Aesiron - I’d be finding someplace else to eat!
It’s funny - I really don’t like sports at all, but I’m a sucker for sports movies. I wonder why that is? Maybe because they distill a whole season’s worth of boring football to about 40 minutes of aired play.
StG
Heh. Different restaurants. The first was at a pub/theatre and the second time, Friday night, was from a place I’ve eaten at a dozen times before with no ill effect.
And I’m the same way about sports. Hate them with a passion but I seem to like movies about them well enough.
Ebert’s said before (in reference to complaints of why he graded some really godawful movie highly) that he doesn’t have an absolute scale, whereby 4 stars is equivalent to another Rules of the Game while one star is Showgirls. He rates his movies essentially in league with each other. That is, FNL would be compared to Varsity Blues, not the entirety of film.
Of course, there’s no way to know what movies he’s using a benchmark so some of his reviews are particularly perplexing.
Without having seen FNL, I do have to say that in the last year or so he really has been championing some awful movies.
Why’d you have to bring Showgirls into this? Now we’re in for it.
Oh, nevermind.
Ebert’s reviews are perfectly clear: he explains exactly what he thinks works and doesn’t work; what he feels is good, and what he feels is bad – and does it in some of the clearest and best-written prose in film.
The stars are for those who can’t be bothered to actually read his opinion, other than a quick good/bad dichotomy.
But film quality isn’t binary. A good film can have bad elements, and a bad film good ones.
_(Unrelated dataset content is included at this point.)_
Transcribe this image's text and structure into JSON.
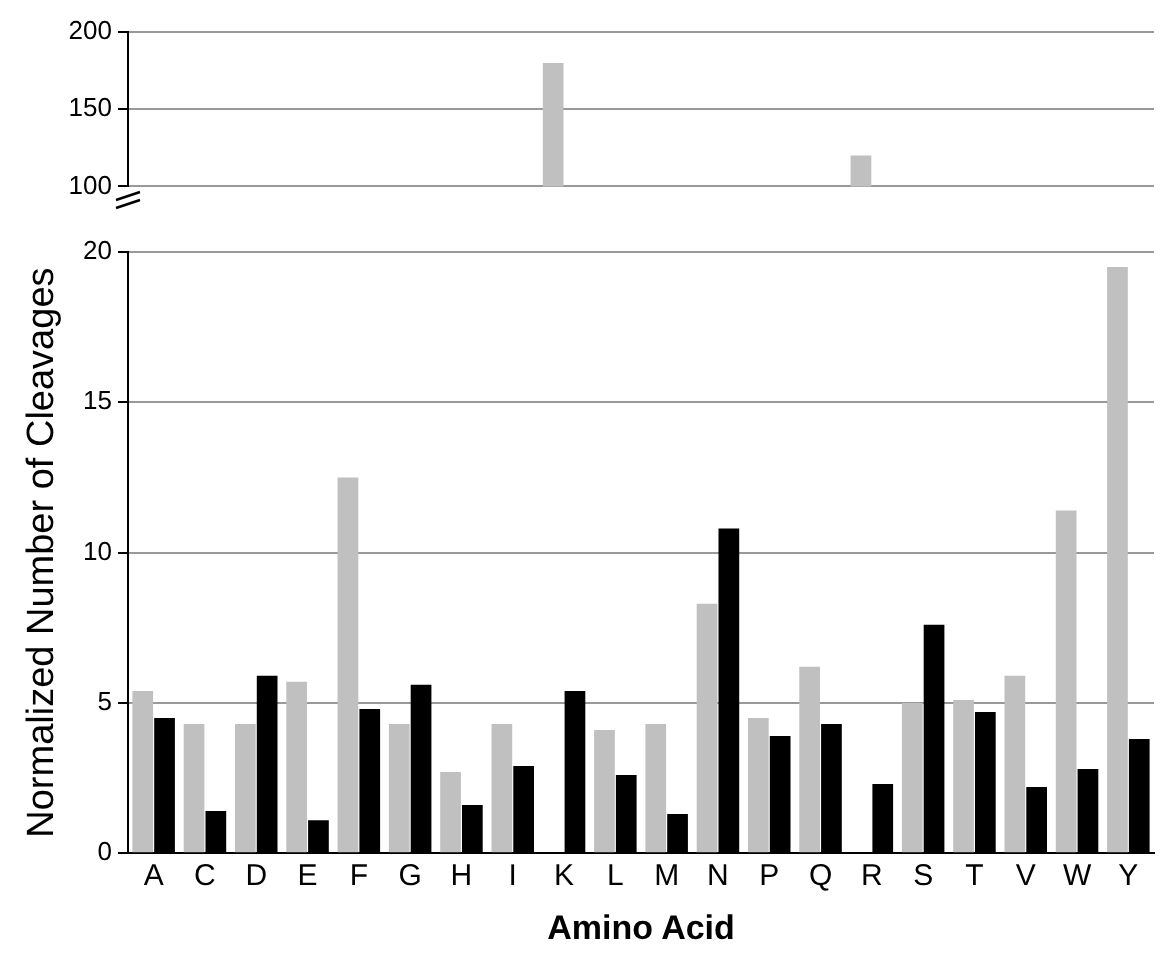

Ebert is happy to point out flaws and weaknesses, and always gives a clear explanation for why he believes so, so that you can figure out whether you agree with his premises.
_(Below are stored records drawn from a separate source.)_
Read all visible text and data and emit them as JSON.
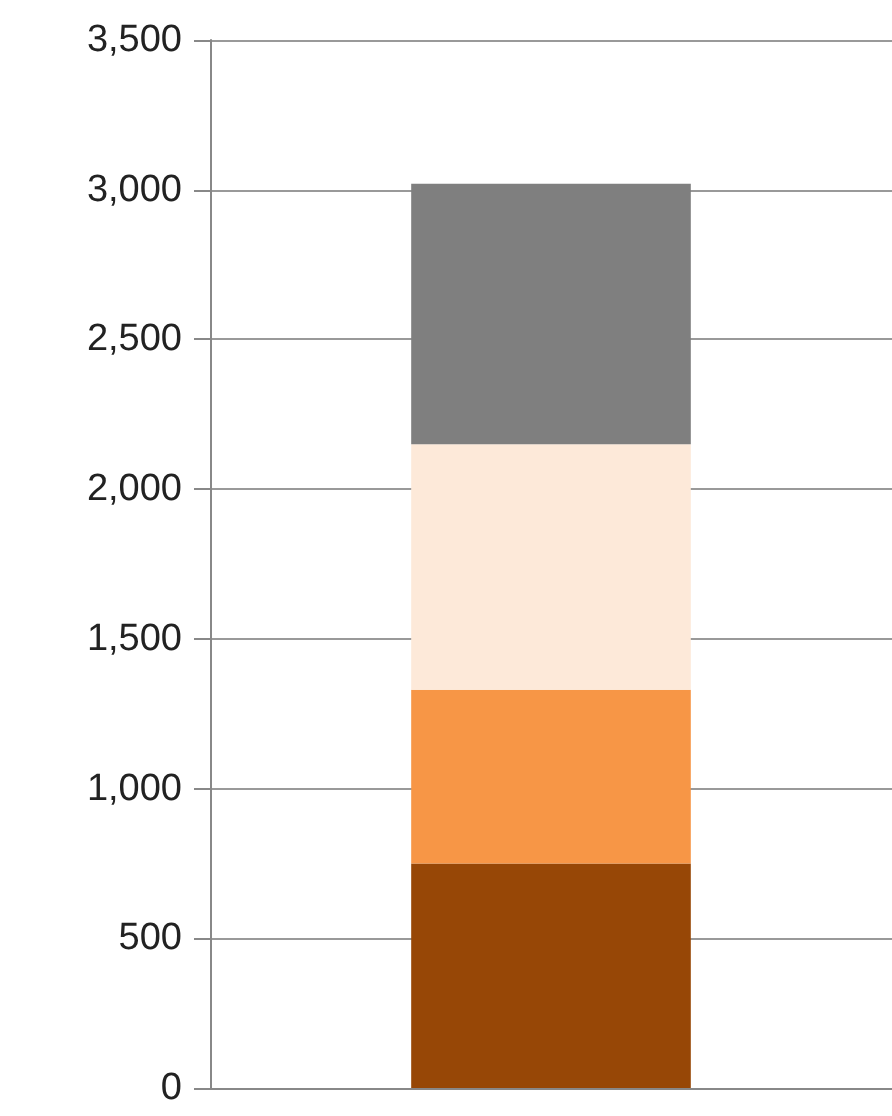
{
  "chart_data": {
    "type": "bar",
    "stacked": true,
    "categories": [
      null
    ],
    "series": [
      {
        "color": "#974706",
        "values": [
          750
        ]
      },
      {
        "color": "#f79646",
        "values": [
          580
        ]
      },
      {
        "color": "#fde9d9",
        "values": [
          820
        ]
      },
      {
        "color": "#7f7f7f",
        "values": [
          870
        ]
      }
    ],
    "ylim": [
      0,
      3500
    ],
    "yticks": [
      0,
      500,
      {
        "value": 1000,
        "label": "1,000"
      },
      {
        "value": 1500,
        "label": "1,500"
      },
      {
        "value": 2000,
        "label": "2,000"
      },
      {
        "value": 2500,
        "label": "2,500"
      },
      {
        "value": 3000,
        "label": "3,000"
      },
      {
        "value": 3500,
        "label": "3,500"
      }
    ],
    "grid": "y"
  }
}
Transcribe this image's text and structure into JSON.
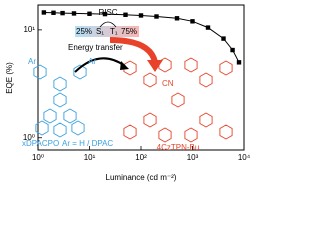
{
  "chart_data": {
    "type": "line",
    "x_label": "Luminance (cd m⁻²)",
    "y_label": "EQE (%)",
    "x": [
      1.3,
      2,
      3,
      5,
      10,
      20,
      50,
      100,
      200,
      500,
      1000,
      2000,
      4000,
      6000,
      8000
    ],
    "series": [
      {
        "name": "EQE",
        "color": "#000000",
        "values": [
          14.5,
          14.4,
          14.3,
          14.2,
          14.1,
          14,
          13.8,
          13.6,
          13.3,
          12.8,
          12,
          10.5,
          8.3,
          6.5,
          5
        ]
      }
    ],
    "xlim": [
      1,
      10000
    ],
    "ylim": [
      0.77,
      17
    ],
    "xscale": "log",
    "yscale": "log",
    "xticks": [
      {
        "value": 1,
        "label": "10⁰"
      },
      {
        "value": 10,
        "label": "10¹"
      },
      {
        "value": 100,
        "label": "10²"
      },
      {
        "value": 1000,
        "label": "10³"
      },
      {
        "value": 10000,
        "label": "10⁴"
      }
    ],
    "yticks": [
      {
        "value": 1,
        "label": "10⁰"
      },
      {
        "value": 10,
        "label": "10¹"
      }
    ],
    "annotations": {
      "risc": "RISC",
      "singlet_share": "25%",
      "singlet": "S₁",
      "triplet": "T₁",
      "triplet_share": "75%",
      "transfer": "Energy transfer",
      "acceptor": "4CzTPN-Bu",
      "donor": "xDPACPO",
      "donor_note": "Ar = H / DPAC",
      "ar_left": "Ar",
      "ar_right": "Ar",
      "cn": "CN"
    }
  }
}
However, if you think there’s nothing in between “it’s great” and “it sucks,” then you probably won’t like him.
Word, Chairman Pow and Reality Chuck. Ebert gave Spider-Man 2 **** because it fulfilled expectations for this type of movie- a light action based on a comic book- and more, not because it is necessarily as good or as meaningful as, say, 4 Little Girls. Apples and Oranges. The star-system is just too narrow and the range of cinema too broad to judge every single movie against another. And in what way is Ebert a hack? When he’s ‘right’ (I agree with his review), his column is insightful, well-written and shows off his extended knowledge of the history of cinema. As is the case when he is ‘wrong.’
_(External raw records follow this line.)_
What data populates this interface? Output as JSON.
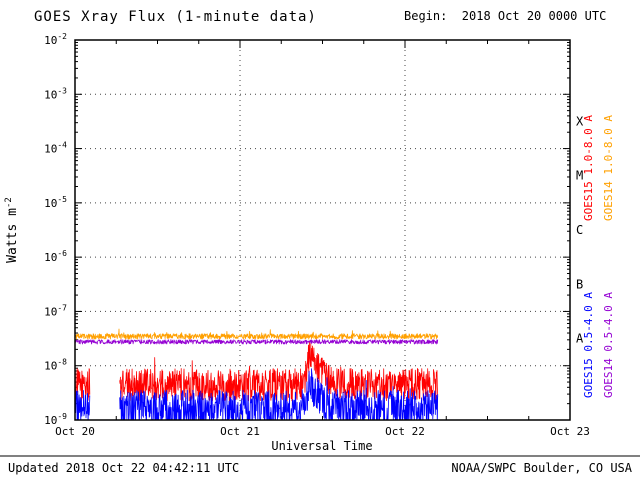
{
  "header": {
    "title": "GOES Xray Flux (1-minute data)",
    "begin": "Begin:  2018 Oct 20 0000 UTC"
  },
  "footer": {
    "updated": "Updated 2018 Oct 22 04:42:11 UTC",
    "source": "NOAA/SWPC Boulder, CO USA"
  },
  "chart_data": {
    "type": "line",
    "title": "GOES Xray Flux (1-minute data)",
    "xlabel": "Universal Time",
    "ylabel": "Watts m^-2",
    "ylabel_base": "Watts m",
    "ylabel_exp": "-2",
    "begin_time": "2018 Oct 20 0000 UTC",
    "x_ticks": [
      "Oct 20",
      "Oct 21",
      "Oct 22",
      "Oct 23"
    ],
    "x_tick_positions_days": [
      0,
      1,
      2,
      3
    ],
    "x_range_days": [
      0,
      3
    ],
    "y_log_range": [
      -9,
      -2
    ],
    "y_tick_exponents": [
      -2,
      -3,
      -4,
      -5,
      -6,
      -7,
      -8,
      -9
    ],
    "grid": true,
    "data_end_day": 2.2,
    "flare_classes": [
      {
        "label": "X",
        "between_exponents": [
          -4,
          -3
        ]
      },
      {
        "label": "M",
        "between_exponents": [
          -5,
          -4
        ]
      },
      {
        "label": "C",
        "between_exponents": [
          -6,
          -5
        ]
      },
      {
        "label": "B",
        "between_exponents": [
          -7,
          -6
        ]
      },
      {
        "label": "A",
        "between_exponents": [
          -8,
          -7
        ]
      }
    ],
    "series": [
      {
        "name": "GOES15 1.0-8.0 A",
        "color": "#FF0000",
        "base_log10_flux": -8.35,
        "noise_log10": 0.3,
        "approx_flux_w_m2": 4.5e-09,
        "start_day": 0,
        "end_day": 2.2,
        "gaps_days": [
          [
            0.09,
            0.27
          ]
        ],
        "event": {
          "peak_day": 1.43,
          "rise_day": 0.02,
          "decay_day": 0.06,
          "amp_log10": 0.6
        },
        "spike_prob": 0.012,
        "spike_log10": 0.3
      },
      {
        "name": "GOES15 0.5-4.0 A",
        "color": "#0000FF",
        "base_log10_flux": -8.8,
        "noise_log10": 0.35,
        "approx_flux_w_m2": 1.6e-09,
        "start_day": 0,
        "end_day": 2.2,
        "gaps_days": [
          [
            0.09,
            0.27
          ]
        ],
        "event": {
          "peak_day": 1.43,
          "rise_day": 0.02,
          "decay_day": 0.06,
          "amp_log10": 0.5
        },
        "spike_prob": 0.01,
        "spike_log10": 0.25
      },
      {
        "name": "GOES14 0.5-4.0 A",
        "color": "#9400D3",
        "base_log10_flux": -7.56,
        "noise_log10": 0.04,
        "approx_flux_w_m2": 2.8e-08,
        "start_day": 0,
        "end_day": 2.2,
        "gaps_days": [],
        "spike_prob": 0,
        "spike_log10": 0
      },
      {
        "name": "GOES14 1.0-8.0 A",
        "color": "#FFA000",
        "base_log10_flux": -7.46,
        "noise_log10": 0.05,
        "approx_flux_w_m2": 3.5e-08,
        "start_day": 0,
        "end_day": 2.2,
        "gaps_days": [],
        "spike_prob": 0.02,
        "spike_log10": 0.12
      }
    ],
    "right_labels": [
      {
        "text": "GOES15 1.0-8.0 A",
        "color": "#FF0000",
        "col": 0,
        "row": 0
      },
      {
        "text": "GOES14 1.0-8.0 A",
        "color": "#FFA000",
        "col": 1,
        "row": 0
      },
      {
        "text": "GOES15 0.5-4.0 A",
        "color": "#0000FF",
        "col": 0,
        "row": 1
      },
      {
        "text": "GOES14 0.5-4.0 A",
        "color": "#9400D3",
        "col": 1,
        "row": 1
      }
    ]
  }
}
Some critics have a certain disdain for their work. Some critics love movies to no end. Some critics are snobs (foreign = good, horror = bad). Some critics are pussy brown-nosers, like Leonard Maltin. Some are incisive and thoughtful like Pauline Kael was. Critics who know what they like and why they like it, are good critics, in my book. Some critics have personal drawbacks, like Rosenbaum, who has problems with a movie if he can’t reference it to 50 other movies he’s seen in order to understand it in some sort of magical hypercontext. Ebert though, I never completely get – I think sometimes he wakes up on the wrong side of the bed and that determines how he feels about the movie he sees on that day. That’s why I like Rotten Tomatoes, because you can get an average opinion, and pick and choose reviews between people who like and dislike a particular movie.